日本も批准した「児童の権利に関する条約」や平成23年の改正で「面会交流」が明記
された766条、そして面会交流支援が実施されている現在では、面会交流の権利性を複
合的・相対的に解し、①面会交流の主体的関係を親・子供・国の三者の関係と捉え、②絶
対的な権利ではなく、子の利益を害するときは制限を受ける権利であること、③面会交流
の具体的権利は当事者の合意若しくは家裁の審判により形成されるものである、とする立
場が適合的であると思われます。
なお、「児童の権利に関する条約」は、児童を18歳未満と定義し、面会交流につき、
「締約国は、児童のお最善の利益に反する場合を除くほか、父母の一方又は双方から分離
されている児童が定期的に父母のいずれとも人的な関係及び直接の接触を維持する権利を
尊重する」(9条3項)、「締約国は、児童の養育及び発達について父母が共同の責任を
有するという原則についての認識を確保するために最善の努力を払う。
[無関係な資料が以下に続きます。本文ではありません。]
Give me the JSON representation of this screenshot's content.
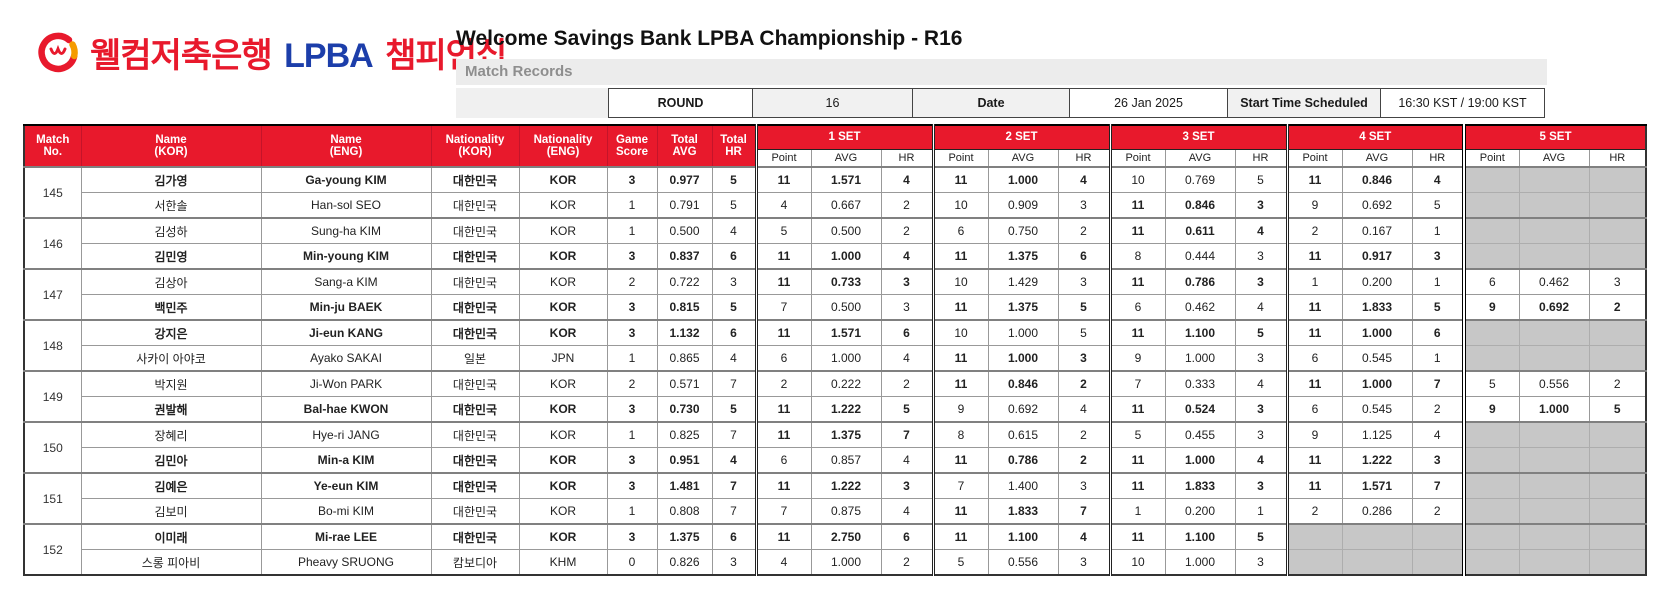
{
  "colors": {
    "accent_red": "#e8192c",
    "lpba_blue": "#1c3eaa",
    "logo_orange": "#f59b00",
    "disabled_cell": "#c7c7c7"
  },
  "header": {
    "logo_kor_bank": "웰컴저축은행",
    "logo_lpba": "LPBA",
    "logo_championship": "챔피언십",
    "title": "Welcome Savings Bank LPBA Championship - R16",
    "subtitle": "Match Records"
  },
  "info_bar": {
    "round_label": "ROUND",
    "round_value": "16",
    "date_label": "Date",
    "date_value": "26 Jan 2025",
    "start_label": "Start Time Scheduled",
    "start_value": "16:30 KST / 19:00 KST"
  },
  "table": {
    "columns": [
      [
        "Match",
        "No."
      ],
      [
        "Name",
        "(KOR)"
      ],
      [
        "Name",
        "(ENG)"
      ],
      [
        "Nationality",
        "(KOR)"
      ],
      [
        "Nationality",
        "(ENG)"
      ],
      [
        "Game",
        "Score"
      ],
      [
        "Total",
        "AVG"
      ],
      [
        "Total",
        "HR"
      ]
    ],
    "set_labels": [
      "1 SET",
      "2 SET",
      "3 SET",
      "4 SET",
      "5 SET"
    ],
    "sub_headers": [
      "Point",
      "AVG",
      "HR"
    ],
    "matches": [
      {
        "no": "145",
        "players": [
          {
            "name_kor": "김가영",
            "name_eng": "Ga-young KIM",
            "nat_kor": "대한민국",
            "nat_eng": "KOR",
            "game_score": "3",
            "total_avg": "0.977",
            "total_hr": "5",
            "winner": true,
            "sets": [
              {
                "point": "11",
                "avg": "1.571",
                "hr": "4",
                "won": true
              },
              {
                "point": "11",
                "avg": "1.000",
                "hr": "4",
                "won": true
              },
              {
                "point": "10",
                "avg": "0.769",
                "hr": "5",
                "won": false
              },
              {
                "point": "11",
                "avg": "0.846",
                "hr": "4",
                "won": true
              },
              null
            ]
          },
          {
            "name_kor": "서한솔",
            "name_eng": "Han-sol SEO",
            "nat_kor": "대한민국",
            "nat_eng": "KOR",
            "game_score": "1",
            "total_avg": "0.791",
            "total_hr": "5",
            "winner": false,
            "sets": [
              {
                "point": "4",
                "avg": "0.667",
                "hr": "2",
                "won": false
              },
              {
                "point": "10",
                "avg": "0.909",
                "hr": "3",
                "won": false
              },
              {
                "point": "11",
                "avg": "0.846",
                "hr": "3",
                "won": true
              },
              {
                "point": "9",
                "avg": "0.692",
                "hr": "5",
                "won": false
              },
              null
            ]
          }
        ]
      },
      {
        "no": "146",
        "players": [
          {
            "name_kor": "김성하",
            "name_eng": "Sung-ha KIM",
            "nat_kor": "대한민국",
            "nat_eng": "KOR",
            "game_score": "1",
            "total_avg": "0.500",
            "total_hr": "4",
            "winner": false,
            "sets": [
              {
                "point": "5",
                "avg": "0.500",
                "hr": "2",
                "won": false
              },
              {
                "point": "6",
                "avg": "0.750",
                "hr": "2",
                "won": false
              },
              {
                "point": "11",
                "avg": "0.611",
                "hr": "4",
                "won": true
              },
              {
                "point": "2",
                "avg": "0.167",
                "hr": "1",
                "won": false
              },
              null
            ]
          },
          {
            "name_kor": "김민영",
            "name_eng": "Min-young KIM",
            "nat_kor": "대한민국",
            "nat_eng": "KOR",
            "game_score": "3",
            "total_avg": "0.837",
            "total_hr": "6",
            "winner": true,
            "sets": [
              {
                "point": "11",
                "avg": "1.000",
                "hr": "4",
                "won": true
              },
              {
                "point": "11",
                "avg": "1.375",
                "hr": "6",
                "won": true
              },
              {
                "point": "8",
                "avg": "0.444",
                "hr": "3",
                "won": false
              },
              {
                "point": "11",
                "avg": "0.917",
                "hr": "3",
                "won": true
              },
              null
            ]
          }
        ]
      },
      {
        "no": "147",
        "players": [
          {
            "name_kor": "김상아",
            "name_eng": "Sang-a KIM",
            "nat_kor": "대한민국",
            "nat_eng": "KOR",
            "game_score": "2",
            "total_avg": "0.722",
            "total_hr": "3",
            "winner": false,
            "sets": [
              {
                "point": "11",
                "avg": "0.733",
                "hr": "3",
                "won": true
              },
              {
                "point": "10",
                "avg": "1.429",
                "hr": "3",
                "won": false
              },
              {
                "point": "11",
                "avg": "0.786",
                "hr": "3",
                "won": true
              },
              {
                "point": "1",
                "avg": "0.200",
                "hr": "1",
                "won": false
              },
              {
                "point": "6",
                "avg": "0.462",
                "hr": "3",
                "won": false
              }
            ]
          },
          {
            "name_kor": "백민주",
            "name_eng": "Min-ju BAEK",
            "nat_kor": "대한민국",
            "nat_eng": "KOR",
            "game_score": "3",
            "total_avg": "0.815",
            "total_hr": "5",
            "winner": true,
            "sets": [
              {
                "point": "7",
                "avg": "0.500",
                "hr": "3",
                "won": false
              },
              {
                "point": "11",
                "avg": "1.375",
                "hr": "5",
                "won": true
              },
              {
                "point": "6",
                "avg": "0.462",
                "hr": "4",
                "won": false
              },
              {
                "point": "11",
                "avg": "1.833",
                "hr": "5",
                "won": true
              },
              {
                "point": "9",
                "avg": "0.692",
                "hr": "2",
                "won": true
              }
            ]
          }
        ]
      },
      {
        "no": "148",
        "players": [
          {
            "name_kor": "강지은",
            "name_eng": "Ji-eun KANG",
            "nat_kor": "대한민국",
            "nat_eng": "KOR",
            "game_score": "3",
            "total_avg": "1.132",
            "total_hr": "6",
            "winner": true,
            "sets": [
              {
                "point": "11",
                "avg": "1.571",
                "hr": "6",
                "won": true
              },
              {
                "point": "10",
                "avg": "1.000",
                "hr": "5",
                "won": false
              },
              {
                "point": "11",
                "avg": "1.100",
                "hr": "5",
                "won": true
              },
              {
                "point": "11",
                "avg": "1.000",
                "hr": "6",
                "won": true
              },
              null
            ]
          },
          {
            "name_kor": "사카이 아야코",
            "name_eng": "Ayako SAKAI",
            "nat_kor": "일본",
            "nat_eng": "JPN",
            "game_score": "1",
            "total_avg": "0.865",
            "total_hr": "4",
            "winner": false,
            "sets": [
              {
                "point": "6",
                "avg": "1.000",
                "hr": "4",
                "won": false
              },
              {
                "point": "11",
                "avg": "1.000",
                "hr": "3",
                "won": true
              },
              {
                "point": "9",
                "avg": "1.000",
                "hr": "3",
                "won": false
              },
              {
                "point": "6",
                "avg": "0.545",
                "hr": "1",
                "won": false
              },
              null
            ]
          }
        ]
      },
      {
        "no": "149",
        "players": [
          {
            "name_kor": "박지원",
            "name_eng": "Ji-Won PARK",
            "nat_kor": "대한민국",
            "nat_eng": "KOR",
            "game_score": "2",
            "total_avg": "0.571",
            "total_hr": "7",
            "winner": false,
            "sets": [
              {
                "point": "2",
                "avg": "0.222",
                "hr": "2",
                "won": false
              },
              {
                "point": "11",
                "avg": "0.846",
                "hr": "2",
                "won": true
              },
              {
                "point": "7",
                "avg": "0.333",
                "hr": "4",
                "won": false
              },
              {
                "point": "11",
                "avg": "1.000",
                "hr": "7",
                "won": true
              },
              {
                "point": "5",
                "avg": "0.556",
                "hr": "2",
                "won": false
              }
            ]
          },
          {
            "name_kor": "권발해",
            "name_eng": "Bal-hae KWON",
            "nat_kor": "대한민국",
            "nat_eng": "KOR",
            "game_score": "3",
            "total_avg": "0.730",
            "total_hr": "5",
            "winner": true,
            "sets": [
              {
                "point": "11",
                "avg": "1.222",
                "hr": "5",
                "won": true
              },
              {
                "point": "9",
                "avg": "0.692",
                "hr": "4",
                "won": false
              },
              {
                "point": "11",
                "avg": "0.524",
                "hr": "3",
                "won": true
              },
              {
                "point": "6",
                "avg": "0.545",
                "hr": "2",
                "won": false
              },
              {
                "point": "9",
                "avg": "1.000",
                "hr": "5",
                "won": true
              }
            ]
          }
        ]
      },
      {
        "no": "150",
        "players": [
          {
            "name_kor": "장혜리",
            "name_eng": "Hye-ri JANG",
            "nat_kor": "대한민국",
            "nat_eng": "KOR",
            "game_score": "1",
            "total_avg": "0.825",
            "total_hr": "7",
            "winner": false,
            "sets": [
              {
                "point": "11",
                "avg": "1.375",
                "hr": "7",
                "won": true
              },
              {
                "point": "8",
                "avg": "0.615",
                "hr": "2",
                "won": false
              },
              {
                "point": "5",
                "avg": "0.455",
                "hr": "3",
                "won": false
              },
              {
                "point": "9",
                "avg": "1.125",
                "hr": "4",
                "won": false
              },
              null
            ]
          },
          {
            "name_kor": "김민아",
            "name_eng": "Min-a KIM",
            "nat_kor": "대한민국",
            "nat_eng": "KOR",
            "game_score": "3",
            "total_avg": "0.951",
            "total_hr": "4",
            "winner": true,
            "sets": [
              {
                "point": "6",
                "avg": "0.857",
                "hr": "4",
                "won": false
              },
              {
                "point": "11",
                "avg": "0.786",
                "hr": "2",
                "won": true
              },
              {
                "point": "11",
                "avg": "1.000",
                "hr": "4",
                "won": true
              },
              {
                "point": "11",
                "avg": "1.222",
                "hr": "3",
                "won": true
              },
              null
            ]
          }
        ]
      },
      {
        "no": "151",
        "players": [
          {
            "name_kor": "김예은",
            "name_eng": "Ye-eun KIM",
            "nat_kor": "대한민국",
            "nat_eng": "KOR",
            "game_score": "3",
            "total_avg": "1.481",
            "total_hr": "7",
            "winner": true,
            "sets": [
              {
                "point": "11",
                "avg": "1.222",
                "hr": "3",
                "won": true
              },
              {
                "point": "7",
                "avg": "1.400",
                "hr": "3",
                "won": false
              },
              {
                "point": "11",
                "avg": "1.833",
                "hr": "3",
                "won": true
              },
              {
                "point": "11",
                "avg": "1.571",
                "hr": "7",
                "won": true
              },
              null
            ]
          },
          {
            "name_kor": "김보미",
            "name_eng": "Bo-mi KIM",
            "nat_kor": "대한민국",
            "nat_eng": "KOR",
            "game_score": "1",
            "total_avg": "0.808",
            "total_hr": "7",
            "winner": false,
            "sets": [
              {
                "point": "7",
                "avg": "0.875",
                "hr": "4",
                "won": false
              },
              {
                "point": "11",
                "avg": "1.833",
                "hr": "7",
                "won": true
              },
              {
                "point": "1",
                "avg": "0.200",
                "hr": "1",
                "won": false
              },
              {
                "point": "2",
                "avg": "0.286",
                "hr": "2",
                "won": false
              },
              null
            ]
          }
        ]
      },
      {
        "no": "152",
        "players": [
          {
            "name_kor": "이미래",
            "name_eng": "Mi-rae LEE",
            "nat_kor": "대한민국",
            "nat_eng": "KOR",
            "game_score": "3",
            "total_avg": "1.375",
            "total_hr": "6",
            "winner": true,
            "sets": [
              {
                "point": "11",
                "avg": "2.750",
                "hr": "6",
                "won": true
              },
              {
                "point": "11",
                "avg": "1.100",
                "hr": "4",
                "won": true
              },
              {
                "point": "11",
                "avg": "1.100",
                "hr": "5",
                "won": true
              },
              null,
              null
            ]
          },
          {
            "name_kor": "스롱 피아비",
            "name_eng": "Pheavy SRUONG",
            "nat_kor": "캄보디아",
            "nat_eng": "KHM",
            "game_score": "0",
            "total_avg": "0.826",
            "total_hr": "3",
            "winner": false,
            "sets": [
              {
                "point": "4",
                "avg": "1.000",
                "hr": "2",
                "won": false
              },
              {
                "point": "5",
                "avg": "0.556",
                "hr": "3",
                "won": false
              },
              {
                "point": "10",
                "avg": "1.000",
                "hr": "3",
                "won": false
              },
              null,
              null
            ]
          }
        ]
      }
    ]
  }
}
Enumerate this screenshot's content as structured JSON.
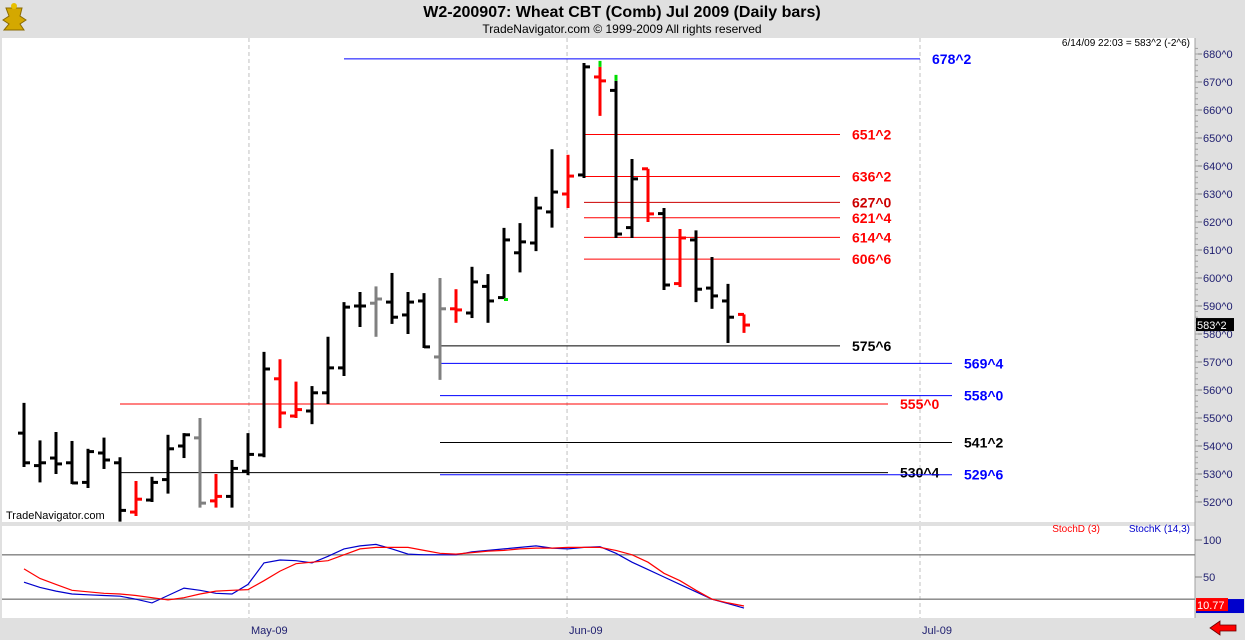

父母または場合に
より法定保護者は、児童の養育及び発達についての第一義的な責任を有する。児童の最善
の利益は、これらの者の基本的な関心事となるものとする」(18条1項)として、面会
交流が児童の権利であること、父母の共同養育責任であることを宣言しています。
イ 面会交流の禁止・制限事由
面接交流が離婚当事者の協議事項として明文化され、子の利益が最優先事項とされたこ
とから、もっぱら子の利益を害する事由によって、禁止・制限されることになろうと思わ
れます。
ⅰ 反社会的・反倫理的行為等
暴力、虐待等の反社会的・反倫理的行為や生活態度
ⅱ 合意違反行為
合意遵守は大前提であり、信頼関係が維持できなければ、子にも弊害が及びます。
ⅲ 非監護親の養育費履行義務の懈怠
正当な理由なく扶養義務を果たさないときは、子どもが望んでいる場合を除いて認
められるべきではないでしょう。
ⅳ 年長子の強固な拒絶
真意である子の拒絶意思を尊重すべきです。
なお、正当な事由がなく合意に反して面会交流を拒絶すると、慰謝料請求をされる可
能性がありますので、その点注意が必要です。
ウ 履行の確保
ⅰ 履行勧告
家庭裁判所から履行勧告をしてもらうことができます。
ⅱ 再調停
履行勧告の効果がなかったときは、再調停を申立てることも可能です。
ⅲ 間接強制
調停、審判での取り決めが履行されない場合は、強制執行手続として間接強制の申
立てができます。
ⅳ 親権者の変更
状況と場合によっては、親権者の変更が認められる場合があり得ます。
エ 間接強制の実現に向けて
強制執行をするには、債務名義(実現されるべき給付請求権の存在と内容を明らかにし、
強制執行を認める一定の格式を有する文書)が必要となりますが、債務名義の内容が一義
的かつ明確でなければならず(義務の特定性)、債務名義が給付条項を対象とするもので
あることから、給付意思が明確に表現されていなければなりません(債務名義性)。
面会交流については、義務の特定性や債務名義性の要件を満たす調停条項や審判条項を
得ておく必要があります。
義務の特定性については、①面会交流の日時または頻度、②各回の面会交流時間の長さ、
③子の引渡の方法等を具体的に定め、債務名義性については、面会を「認める」ではなく
「面会させる」としておくべきです。
ただし、最高裁は、「認める」という文言の有無による債務名義性の認定に拘泥せず、
給付の特定性があれば原則として債務名義性は認められるとしています。
オ 面会交流支援事業
厚生労働省が実施する「母子家庭等就業・自立支援事業」のうち、「母子家庭等就業・
自立支援センター事業」の一つに、相手方に対する感情や葛藤が理由で面会交流を実施で
きない父母に対する支援により、面会交流の円滑な実施を図ることを目的とする「面会交
流支援事業」があります。
・支援内容は、面会交流支援員の配置、事前相談、支援計画の作成、子どもの受け渡しや
付き添い、連絡調整等であり、必要に応じて面会交流場所の斡旋も可能です。
・支援期間は最長1年、実施頻度は月1回までとされています。
・利用については、子どもが概ね15歳未満であること、両親が児童扶養手当を受けてい
るか、または同等の所得水準にあること等の条件が定められています。